It is an action that has taken place time and time again, so it shouldn’t be all that surprising to hear of the Georgia Baptist Convention (GBC) considering action against FBC Decatur for calling a woman pastor. Julie Pennington-Russell is undoubtedly the most well-known woman holding a Baptist pastorate, and apparently has been embraced by her new church and they are doing well. I am very glad to hear of this development and wish them the very best.

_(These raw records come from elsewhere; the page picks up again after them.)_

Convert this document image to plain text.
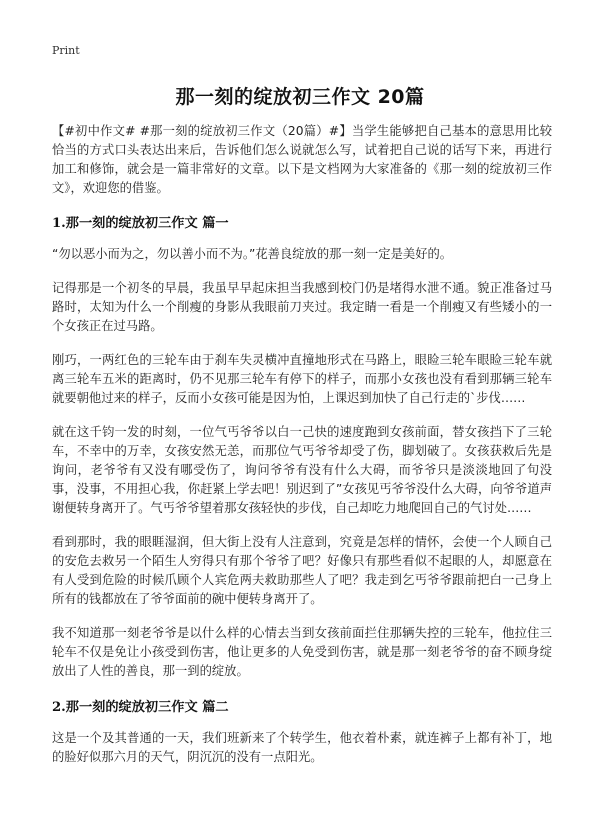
Print
那一刻的绽放初三作文 20篇

【#初中作文# #那一刻的绽放初三作文（20篇）#】当学生能够把自己基本的意思用比较恰当的方式口头表达出来后，告诉他们怎么说就怎么写，试着把自己说的话写下来，再进行加工和修饰，就会是一篇非常好的文章。以下是文档网为大家准备的《那一刻的绽放初三作文》，欢迎您的借鉴。

1.那一刻的绽放初三作文 篇一

“勿以恶小而为之，勿以善小而不为。”花善良绽放的那一刻一定是美好的。

记得那是一个初冬的早晨，我虽早早起床担当我感到校门仍是堵得水泄不通。貌正准备过马路时，太知为什么一个削瘦的身影从我眼前刀夹过。我定睛一看是一个削瘦又有些矮小的一个女孩正在过马路。

刚巧，一两红色的三轮车由于刹车失灵横冲直撞地形式在马路上，眼睑三轮车眼睑三轮车就离三轮车五米的距离时，仍不见那三轮车有停下的样子，而那小女孩也没有看到那辆三轮车就要朝他过来的样子，反而小女孩可能是因为怕，上课迟到加快了自己行走的`步伐……

就在这千钧一发的时刻，一位气丐爷爷以白一己快的速度跑到女孩前面，替女孩挡下了三轮车，不幸中的万幸，女孩安然无恙，而那位气丐爷爷却受了伤，脚划破了。女孩获救后先是询问，老爷爷有又没有哪受伤了，询问爷爷有没有什么大碍，而爷爷只是淡淡地回了句没事，没事，不用担心我，你赶紧上学去吧！别迟到了”女孩见丐爷爷没什么大碍，向爷爷道声谢便转身离开了。气丐爷爷望着那女孩轻快的步伐，自己却吃力地爬回自己的气讨处……

看到那时，我的眼睚湿润，但大街上没有人注意到，究竟是怎样的情怀，会使一个人顾自己的安危去救另一个陌生人穷得只有那个爷爷了吧？好像只有那些看似不起眼的人，却愿意在有人受到危险的时候爪顾个人宾危两夫救助那些人了吧？我走到乞丐爷爷跟前把白一己身上所有的钱都放在了爷爷面前的碗中便转身离开了。

我不知道那一刻老爷爷是以什么样的心情去当到女孩前面拦住那辆失控的三轮车，他拉住三轮车不仅是免让小孩受到伤害，他让更多的人免受到伤害，就是那一刻老爷爷的奋不顾身绽放出了人性的善良，那一到的绽放。

2.那一刻的绽放初三作文 篇二

这是一个及其普通的一天，我们班新来了个转学生，他衣着朴素，就连裤子上都有补丁，地的脸好似那六月的天气，阴沉沉的没有一点阳光。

Several news articles are touting the latest in the saga with the GBC, in that while not receiving FBC money the convention might also “disfellowship” the congregation for their position on women pastors. I’ve just gotten through sorting through one blog that offers a critique of the convention for having a divisive spirit on this matter. The writer suggests that local churches are autonomous and the GBC ought to respect that and co-exist with congregations who might differ with the vast majority of participating churches on their interpretation of who can fill a Baptist pulpit.
However, there is another side to the autonomy issue, and that is the reality of the GBC being an autonomous organization as well. Participation is voluntary, congregations may withdraw from fellowship at any time and the convention may also exercise its right to determine who may or may not be a cooperating church. This is no way violates the autonomy of FBC Decatur to call whomever it wishes to do whatever it wants for the sake of the gospel. The congregation has made a decision to call Pennington-Russell and is happy about that, and must recognize the right of the convention to uphold their interpretation of Scripture on this issue.

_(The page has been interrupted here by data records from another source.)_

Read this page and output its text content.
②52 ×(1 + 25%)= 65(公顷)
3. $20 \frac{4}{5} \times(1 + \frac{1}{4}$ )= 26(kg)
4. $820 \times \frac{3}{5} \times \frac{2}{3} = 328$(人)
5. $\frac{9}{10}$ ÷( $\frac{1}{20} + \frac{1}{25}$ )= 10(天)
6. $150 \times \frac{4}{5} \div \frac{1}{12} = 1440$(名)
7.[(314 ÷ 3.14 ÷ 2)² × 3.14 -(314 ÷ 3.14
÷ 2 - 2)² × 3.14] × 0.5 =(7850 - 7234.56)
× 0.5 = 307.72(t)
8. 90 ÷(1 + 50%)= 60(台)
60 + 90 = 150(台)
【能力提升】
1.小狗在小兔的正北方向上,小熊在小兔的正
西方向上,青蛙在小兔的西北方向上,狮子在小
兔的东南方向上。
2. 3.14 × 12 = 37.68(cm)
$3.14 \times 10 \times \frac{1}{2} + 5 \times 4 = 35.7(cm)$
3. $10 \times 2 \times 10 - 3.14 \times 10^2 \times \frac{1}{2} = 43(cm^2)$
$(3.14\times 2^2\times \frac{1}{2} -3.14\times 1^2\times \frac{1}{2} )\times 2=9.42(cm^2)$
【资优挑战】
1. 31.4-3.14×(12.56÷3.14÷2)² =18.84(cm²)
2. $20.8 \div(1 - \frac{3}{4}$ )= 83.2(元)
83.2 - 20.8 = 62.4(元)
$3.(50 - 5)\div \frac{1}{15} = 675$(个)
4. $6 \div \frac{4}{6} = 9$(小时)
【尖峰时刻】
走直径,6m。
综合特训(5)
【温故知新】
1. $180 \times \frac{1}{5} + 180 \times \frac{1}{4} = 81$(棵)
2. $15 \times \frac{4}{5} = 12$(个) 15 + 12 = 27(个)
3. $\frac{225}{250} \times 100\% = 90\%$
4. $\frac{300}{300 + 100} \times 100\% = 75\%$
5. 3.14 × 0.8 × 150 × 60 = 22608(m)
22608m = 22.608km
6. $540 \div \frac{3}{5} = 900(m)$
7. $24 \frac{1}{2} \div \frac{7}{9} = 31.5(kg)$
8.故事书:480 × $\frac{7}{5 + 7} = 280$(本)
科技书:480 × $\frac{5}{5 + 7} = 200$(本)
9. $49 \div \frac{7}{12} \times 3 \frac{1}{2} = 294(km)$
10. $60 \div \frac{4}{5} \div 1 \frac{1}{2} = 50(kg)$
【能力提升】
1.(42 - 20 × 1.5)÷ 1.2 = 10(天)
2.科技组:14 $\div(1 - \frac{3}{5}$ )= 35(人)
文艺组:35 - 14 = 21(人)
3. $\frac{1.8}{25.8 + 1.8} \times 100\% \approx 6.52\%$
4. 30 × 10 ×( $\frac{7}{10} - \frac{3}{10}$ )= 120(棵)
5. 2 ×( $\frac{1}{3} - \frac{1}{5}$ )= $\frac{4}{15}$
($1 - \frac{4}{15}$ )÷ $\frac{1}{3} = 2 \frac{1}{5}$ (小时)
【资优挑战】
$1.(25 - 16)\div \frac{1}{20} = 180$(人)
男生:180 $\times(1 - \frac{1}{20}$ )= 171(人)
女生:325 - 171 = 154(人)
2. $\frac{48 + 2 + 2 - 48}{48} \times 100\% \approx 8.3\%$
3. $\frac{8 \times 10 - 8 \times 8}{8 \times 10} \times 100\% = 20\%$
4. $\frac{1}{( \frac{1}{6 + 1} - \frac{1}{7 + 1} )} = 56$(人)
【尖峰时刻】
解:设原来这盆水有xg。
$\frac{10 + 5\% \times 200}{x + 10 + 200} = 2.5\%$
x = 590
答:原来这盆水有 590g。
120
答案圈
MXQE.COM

What is surprising to me is the reaction of some Baptists to this latest in a long line of actions by state conventions to keep their churches in compliance to the BFM 2000. The SBC and most state conventions have already charted their course on the women in ministry issue, and churches who deviate from the norm will find themselves in different Baptist waters. There is nothing else to argue about, especially about the women in ministry issue. The 2000 BFM codified the position of the SBC, and no amount of blogging or protest will change what the GBC will do. It will not change what FBC will do. There will be some emotional fallout over the separation, as has happened in other congregations who parted ways with their conventions. But, both entities will move forward, separately, with the gospel. This reminds me of what happened with Paul and Barnabas in their sharp dispute over John Mark in the book of Acts. Paul and Silas went one way, and Barnabas and Mark the other.
Yes, this upcoming ouster is sad but I don’t see the drama in it within the Baptist landscape. We ought to be used to this by now. This is the natural course of events that was sure to occur when FBC Decatur brought their new pastor on board. The media will get some mileage on this story for a while, but once the GBC acts, things will move on as usual. This isn’t the first time a church will have been ousted from a Baptist convention and it won’t be the last. Baptist churches have been ousted from conventions for other reasons as well, and this tendency might be illustrative of the never ceasing narrowing of parameters that Fundamentalism fosters. Still, it cannot be said that local church autonomy is violated when conventions or associations vote to remove certain congregations for membership.
Those of you who know me might find this conclusion surprising, especially since I do support men and women in leadership positions in the local church, including areas of ordination and vocational ministry. This isn’t about that necessarily, but an understanding that cooperation and partnership can be fractured over an issue like this one. The Baptist distinctives of local church autonomy and primary of Scripture don’t always lead to everyone agreeing on every issue. It is disheartening to have this happen, especially for the people of FBC who have supported the convention for well over a century. FBC Decatur didn’t do anything wrong or deserve this kind of treatment, but that is the way it is in the GBC. Besides, I think FBC will come out better in the long run than the convention.
The sidebar story to this action will be the diminishing importance and influence of state conventions. More and more churches are finding alternative ministry partners and the old “single alignment” formula is losing its prestige. Local congregations are finding ways of doing “hands on” mission and ministry work right in their own community and realizing they don’t necessarily need the Convention to do the work for them. Churches don’t merely send money to send missionaries out anymore; church members are beginning to realize that they themselves are missionaries. I’m reminded of a sign above the door of one church. Members filing out of the worship service would exit and see the sign “you are now entering the mission field.”
Local Baptist congregations are more empowered to act than they used to be, and don’t appear to be as threatened by opposition from the Convention. Some older church members might experience an emotional detachment, but there won’t be much practical impact on the ministry direction of the church.